I thought we only added the quota options for filesystems we know about. I’ll have to check…
1 Like
Joe
October 4, 2024, 4:42pm
10
This is the code where quotas get dealt with during installation, and I would assume on a quick scan that it wouldn’t make changes for btrfs, but if you’'re seeing it change, I guess Webmin doesn’t know it doesn’t know how to work with btrfs quotas (which are different).
package Virtualmin::Config::Plugin::Quotas;
use strict;
use warnings;
no warnings qw(once);
use parent 'Virtualmin::Config::Plugin';
$| = 1;
our $config_directory;
our (%gconfig, %miniserv);
our $trust_unknown_referers = 1;
sub new {
my ($class, %args) = @_;
# inherit from Plugin
my $self = $class->SUPER::new(name => 'Quotas', %args);
return $self;
}
show original
1 Like
Ilia
October 4, 2024, 9:20pm
11
Thanks for clearing this up!
I’m on it now, testing with Ubuntu 22.04 and Btrfs…
1 Like
Ilia
October 4, 2024, 10:44pm
12
@danboid Thanks for the heads up!
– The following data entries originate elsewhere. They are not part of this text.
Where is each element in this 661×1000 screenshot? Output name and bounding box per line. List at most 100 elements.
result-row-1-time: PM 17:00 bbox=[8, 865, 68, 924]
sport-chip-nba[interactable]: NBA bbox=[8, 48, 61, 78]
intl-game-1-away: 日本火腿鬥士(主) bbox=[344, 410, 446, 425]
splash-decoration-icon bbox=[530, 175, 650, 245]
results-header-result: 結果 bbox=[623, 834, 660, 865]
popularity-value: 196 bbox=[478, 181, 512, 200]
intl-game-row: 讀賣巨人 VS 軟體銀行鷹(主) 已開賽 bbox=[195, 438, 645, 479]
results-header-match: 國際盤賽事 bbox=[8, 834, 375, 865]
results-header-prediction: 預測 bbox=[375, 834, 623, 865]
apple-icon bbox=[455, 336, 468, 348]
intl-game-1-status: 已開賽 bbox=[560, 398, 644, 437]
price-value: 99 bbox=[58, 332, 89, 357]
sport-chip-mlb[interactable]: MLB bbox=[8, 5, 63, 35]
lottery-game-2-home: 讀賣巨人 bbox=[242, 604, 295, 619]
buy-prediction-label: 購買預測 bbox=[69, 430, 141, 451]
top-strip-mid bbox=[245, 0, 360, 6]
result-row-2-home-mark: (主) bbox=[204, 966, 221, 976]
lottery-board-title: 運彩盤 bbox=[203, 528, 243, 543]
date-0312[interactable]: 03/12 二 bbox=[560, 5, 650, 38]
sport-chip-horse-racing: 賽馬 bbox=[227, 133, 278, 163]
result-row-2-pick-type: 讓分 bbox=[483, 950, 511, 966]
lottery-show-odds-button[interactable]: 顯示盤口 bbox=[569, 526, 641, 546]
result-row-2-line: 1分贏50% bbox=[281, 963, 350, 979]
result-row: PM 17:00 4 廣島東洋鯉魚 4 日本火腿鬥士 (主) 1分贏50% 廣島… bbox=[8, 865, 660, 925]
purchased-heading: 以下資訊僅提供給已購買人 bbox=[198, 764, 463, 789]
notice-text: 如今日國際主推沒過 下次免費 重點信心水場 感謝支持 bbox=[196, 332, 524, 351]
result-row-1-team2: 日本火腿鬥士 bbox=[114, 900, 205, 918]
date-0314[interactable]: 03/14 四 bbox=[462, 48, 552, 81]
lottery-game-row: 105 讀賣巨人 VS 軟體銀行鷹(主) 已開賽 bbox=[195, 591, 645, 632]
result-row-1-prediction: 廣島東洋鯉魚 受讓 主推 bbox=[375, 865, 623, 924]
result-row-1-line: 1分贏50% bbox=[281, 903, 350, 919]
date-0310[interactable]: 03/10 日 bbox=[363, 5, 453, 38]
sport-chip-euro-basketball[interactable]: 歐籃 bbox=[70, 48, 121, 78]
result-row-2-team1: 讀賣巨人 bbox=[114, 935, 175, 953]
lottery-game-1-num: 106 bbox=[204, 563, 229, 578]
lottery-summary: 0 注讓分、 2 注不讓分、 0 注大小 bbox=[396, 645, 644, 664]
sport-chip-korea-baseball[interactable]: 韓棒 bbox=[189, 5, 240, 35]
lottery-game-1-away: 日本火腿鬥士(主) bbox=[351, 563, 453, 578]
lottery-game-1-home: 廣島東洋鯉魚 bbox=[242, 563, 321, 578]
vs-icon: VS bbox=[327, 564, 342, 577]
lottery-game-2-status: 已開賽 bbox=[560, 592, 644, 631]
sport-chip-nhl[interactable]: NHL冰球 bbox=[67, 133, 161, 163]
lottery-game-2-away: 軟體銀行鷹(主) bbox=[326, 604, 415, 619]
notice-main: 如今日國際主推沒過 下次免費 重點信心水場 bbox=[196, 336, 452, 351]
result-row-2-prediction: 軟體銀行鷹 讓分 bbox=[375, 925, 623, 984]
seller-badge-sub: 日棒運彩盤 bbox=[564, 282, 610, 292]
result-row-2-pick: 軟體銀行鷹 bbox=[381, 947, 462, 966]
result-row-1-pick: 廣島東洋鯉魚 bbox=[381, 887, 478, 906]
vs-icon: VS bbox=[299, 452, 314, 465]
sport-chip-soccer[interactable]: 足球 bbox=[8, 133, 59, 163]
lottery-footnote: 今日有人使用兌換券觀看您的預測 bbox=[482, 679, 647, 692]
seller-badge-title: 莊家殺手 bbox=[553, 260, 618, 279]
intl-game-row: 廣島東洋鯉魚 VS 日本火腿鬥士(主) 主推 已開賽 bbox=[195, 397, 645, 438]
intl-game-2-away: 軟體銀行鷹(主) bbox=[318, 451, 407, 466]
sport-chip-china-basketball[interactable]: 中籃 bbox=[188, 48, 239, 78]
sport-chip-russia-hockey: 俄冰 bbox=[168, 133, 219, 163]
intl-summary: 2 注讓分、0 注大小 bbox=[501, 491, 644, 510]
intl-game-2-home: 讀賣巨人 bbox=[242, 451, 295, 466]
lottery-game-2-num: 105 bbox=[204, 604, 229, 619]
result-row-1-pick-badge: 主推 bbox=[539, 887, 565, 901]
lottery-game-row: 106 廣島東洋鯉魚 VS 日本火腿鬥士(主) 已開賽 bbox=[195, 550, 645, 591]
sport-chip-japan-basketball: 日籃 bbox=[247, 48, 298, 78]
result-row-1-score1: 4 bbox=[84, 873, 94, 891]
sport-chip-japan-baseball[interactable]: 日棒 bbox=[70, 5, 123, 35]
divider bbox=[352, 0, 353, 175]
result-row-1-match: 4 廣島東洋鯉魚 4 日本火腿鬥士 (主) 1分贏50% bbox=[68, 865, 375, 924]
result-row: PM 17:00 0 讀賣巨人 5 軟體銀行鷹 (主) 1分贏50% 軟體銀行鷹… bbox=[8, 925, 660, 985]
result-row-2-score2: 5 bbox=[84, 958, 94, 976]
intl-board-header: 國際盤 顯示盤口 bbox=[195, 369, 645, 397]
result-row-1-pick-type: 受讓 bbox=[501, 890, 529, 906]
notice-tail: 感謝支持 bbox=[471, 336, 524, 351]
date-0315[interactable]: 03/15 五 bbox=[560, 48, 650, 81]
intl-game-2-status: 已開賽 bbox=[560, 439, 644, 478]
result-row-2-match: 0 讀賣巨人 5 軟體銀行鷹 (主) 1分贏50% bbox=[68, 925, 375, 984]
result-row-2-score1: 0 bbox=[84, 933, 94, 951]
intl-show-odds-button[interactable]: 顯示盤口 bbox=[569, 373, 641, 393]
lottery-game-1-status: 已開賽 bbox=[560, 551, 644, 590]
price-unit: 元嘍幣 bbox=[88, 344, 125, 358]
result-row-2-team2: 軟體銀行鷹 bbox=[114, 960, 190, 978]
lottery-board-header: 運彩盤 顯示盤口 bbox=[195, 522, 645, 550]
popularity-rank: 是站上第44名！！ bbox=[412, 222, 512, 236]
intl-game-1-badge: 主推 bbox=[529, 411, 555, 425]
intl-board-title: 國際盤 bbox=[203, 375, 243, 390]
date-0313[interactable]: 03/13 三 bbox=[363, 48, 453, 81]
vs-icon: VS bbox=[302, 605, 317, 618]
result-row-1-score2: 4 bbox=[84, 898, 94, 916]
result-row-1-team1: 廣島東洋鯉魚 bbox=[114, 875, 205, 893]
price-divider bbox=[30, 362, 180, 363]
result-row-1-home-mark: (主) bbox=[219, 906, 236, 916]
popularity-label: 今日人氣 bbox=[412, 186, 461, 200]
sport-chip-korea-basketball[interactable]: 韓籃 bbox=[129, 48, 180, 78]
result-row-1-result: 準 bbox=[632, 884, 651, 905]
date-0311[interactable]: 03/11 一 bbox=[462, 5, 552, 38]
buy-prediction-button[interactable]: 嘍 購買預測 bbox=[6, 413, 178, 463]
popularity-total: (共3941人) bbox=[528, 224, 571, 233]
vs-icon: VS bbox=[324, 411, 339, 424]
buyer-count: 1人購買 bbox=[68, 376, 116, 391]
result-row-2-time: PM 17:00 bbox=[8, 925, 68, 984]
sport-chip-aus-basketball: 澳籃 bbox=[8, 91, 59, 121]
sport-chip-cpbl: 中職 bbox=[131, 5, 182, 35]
The bug is actually nasty!
@Joe , alright, here is the fix to support Btrfs quotas at install time without breaking anything!
Yet, it still won’t work properly. @Jamie , could you check the Virtualmin code to ensure it handles Btrfs quota systems correctly?
1 Like
system
December 3, 2024, 10:45pm
13
This topic was automatically closed 60 days after the last reply. New replies are no longer allowed.